I am at the edge of the village watching the celebrations, and a feeling of isolation and loneliness overwhelms me. These people are not my people. I don’t know who my people are. I don’t know who I am. All I know about myself is this: I woke up in a forest clearing almost buried beneath leaves and dirt, and I have no memory of anything that came before, or why I was there. I had no injury, no clothes, no possessions. The nails of my hands were long, as if I had left them untended and unused for a month. My skin was soft, like that of a newborn child, and my hair long. I was lean and unfed, but healthy.

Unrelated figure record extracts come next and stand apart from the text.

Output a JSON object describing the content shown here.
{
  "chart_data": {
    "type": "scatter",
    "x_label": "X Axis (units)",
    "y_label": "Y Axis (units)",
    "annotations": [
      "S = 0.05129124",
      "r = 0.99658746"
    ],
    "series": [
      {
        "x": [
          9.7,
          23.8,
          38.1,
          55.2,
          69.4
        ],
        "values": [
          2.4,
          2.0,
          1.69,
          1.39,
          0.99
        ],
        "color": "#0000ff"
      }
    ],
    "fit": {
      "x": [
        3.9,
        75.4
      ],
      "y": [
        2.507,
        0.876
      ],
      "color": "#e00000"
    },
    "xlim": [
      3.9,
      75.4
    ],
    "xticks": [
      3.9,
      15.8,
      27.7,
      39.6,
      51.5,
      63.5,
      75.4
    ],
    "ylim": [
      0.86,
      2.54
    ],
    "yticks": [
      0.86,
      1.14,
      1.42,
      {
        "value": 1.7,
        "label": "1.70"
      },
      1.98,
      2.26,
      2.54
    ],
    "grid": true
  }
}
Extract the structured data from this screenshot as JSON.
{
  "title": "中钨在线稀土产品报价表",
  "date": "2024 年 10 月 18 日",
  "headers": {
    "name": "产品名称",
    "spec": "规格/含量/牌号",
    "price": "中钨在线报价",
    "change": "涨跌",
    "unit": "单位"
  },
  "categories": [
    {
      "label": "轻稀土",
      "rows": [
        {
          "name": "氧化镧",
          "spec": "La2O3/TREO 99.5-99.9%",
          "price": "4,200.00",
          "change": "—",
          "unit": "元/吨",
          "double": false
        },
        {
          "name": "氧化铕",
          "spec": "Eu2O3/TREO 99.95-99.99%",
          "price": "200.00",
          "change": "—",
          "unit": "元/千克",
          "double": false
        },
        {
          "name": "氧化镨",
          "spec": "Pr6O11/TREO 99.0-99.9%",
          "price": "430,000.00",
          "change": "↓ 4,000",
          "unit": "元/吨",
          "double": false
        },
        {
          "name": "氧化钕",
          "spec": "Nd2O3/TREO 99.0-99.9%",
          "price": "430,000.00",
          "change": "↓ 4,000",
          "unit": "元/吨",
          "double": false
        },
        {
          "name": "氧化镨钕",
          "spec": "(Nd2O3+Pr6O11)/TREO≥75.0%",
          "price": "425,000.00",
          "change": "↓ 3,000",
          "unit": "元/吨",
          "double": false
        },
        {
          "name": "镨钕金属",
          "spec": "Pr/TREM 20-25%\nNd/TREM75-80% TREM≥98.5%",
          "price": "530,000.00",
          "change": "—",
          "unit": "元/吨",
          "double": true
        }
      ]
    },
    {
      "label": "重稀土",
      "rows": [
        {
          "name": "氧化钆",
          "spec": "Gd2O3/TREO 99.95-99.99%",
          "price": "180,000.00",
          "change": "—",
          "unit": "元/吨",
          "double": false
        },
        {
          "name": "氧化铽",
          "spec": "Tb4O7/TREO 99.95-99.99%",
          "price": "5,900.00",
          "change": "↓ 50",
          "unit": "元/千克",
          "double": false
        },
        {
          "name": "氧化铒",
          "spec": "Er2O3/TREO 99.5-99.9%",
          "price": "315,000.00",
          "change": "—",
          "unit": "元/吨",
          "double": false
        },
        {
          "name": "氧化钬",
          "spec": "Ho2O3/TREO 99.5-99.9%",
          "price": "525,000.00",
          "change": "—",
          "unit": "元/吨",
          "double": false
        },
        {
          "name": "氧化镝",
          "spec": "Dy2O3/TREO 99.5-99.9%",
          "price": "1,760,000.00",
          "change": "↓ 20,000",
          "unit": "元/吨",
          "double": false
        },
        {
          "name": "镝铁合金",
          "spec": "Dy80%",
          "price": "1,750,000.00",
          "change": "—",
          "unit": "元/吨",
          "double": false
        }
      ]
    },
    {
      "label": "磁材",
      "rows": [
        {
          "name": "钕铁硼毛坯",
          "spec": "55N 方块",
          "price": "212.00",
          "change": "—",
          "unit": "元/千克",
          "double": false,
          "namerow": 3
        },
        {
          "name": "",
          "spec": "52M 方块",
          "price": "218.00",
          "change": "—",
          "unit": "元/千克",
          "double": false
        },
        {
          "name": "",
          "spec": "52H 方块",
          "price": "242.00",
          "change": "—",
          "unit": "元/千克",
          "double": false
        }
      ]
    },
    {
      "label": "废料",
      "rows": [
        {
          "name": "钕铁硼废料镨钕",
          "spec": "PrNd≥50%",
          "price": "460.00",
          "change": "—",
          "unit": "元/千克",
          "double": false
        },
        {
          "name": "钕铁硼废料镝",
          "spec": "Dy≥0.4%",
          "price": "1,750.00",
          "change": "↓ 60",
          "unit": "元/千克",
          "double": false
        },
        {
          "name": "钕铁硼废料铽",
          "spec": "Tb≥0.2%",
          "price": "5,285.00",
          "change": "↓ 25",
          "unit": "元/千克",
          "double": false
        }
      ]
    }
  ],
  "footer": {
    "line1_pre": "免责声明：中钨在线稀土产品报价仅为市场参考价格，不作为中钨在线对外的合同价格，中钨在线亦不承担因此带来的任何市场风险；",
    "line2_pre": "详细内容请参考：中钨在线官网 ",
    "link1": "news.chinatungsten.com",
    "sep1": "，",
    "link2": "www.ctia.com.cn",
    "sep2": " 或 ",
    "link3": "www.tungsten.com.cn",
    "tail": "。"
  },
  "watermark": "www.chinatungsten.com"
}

I left that place, begged and stole until I was shod, clothed, and less hungry, and began walking. To where, or for what reason, I know not, but I am haunted by visions of decay, of burial, of rotting in the ground and being eaten by worms. In these dreams I am transformed into something without flesh that is everywhere and nowhere at the same time, stretched into a skein of glowing thread deep within the soil, and it is at these moments that I hear the gods of the soil speak to me. I wish I knew what they were saying.
I walked to show myself that I am alive, and vital. I walked in the hope of finding a wise one who could touch my forehead and explain my past. I walked in the hope of finding someone who recognises me as one of their own, someone who would take me into their arms and call me brother.
My name is not even my own. Toren simply means “outsider” in one of the common Inner Sea languages. It’s the word that the children shouted to the adults when I stumbled into their settlement a few days after emerging from the forest.
I retreat to my upturned boat on the quayside, abandoning the idea of warning the villagers about the nearby warriors. I probably only imagined them anyway. My mind plays tricks on me that I don’t understand. Why should I drag these people into my strangeness? They have left me a meal and a cup of poddick. I will leave them to their lives and the sea. I resolve to depart the next morning.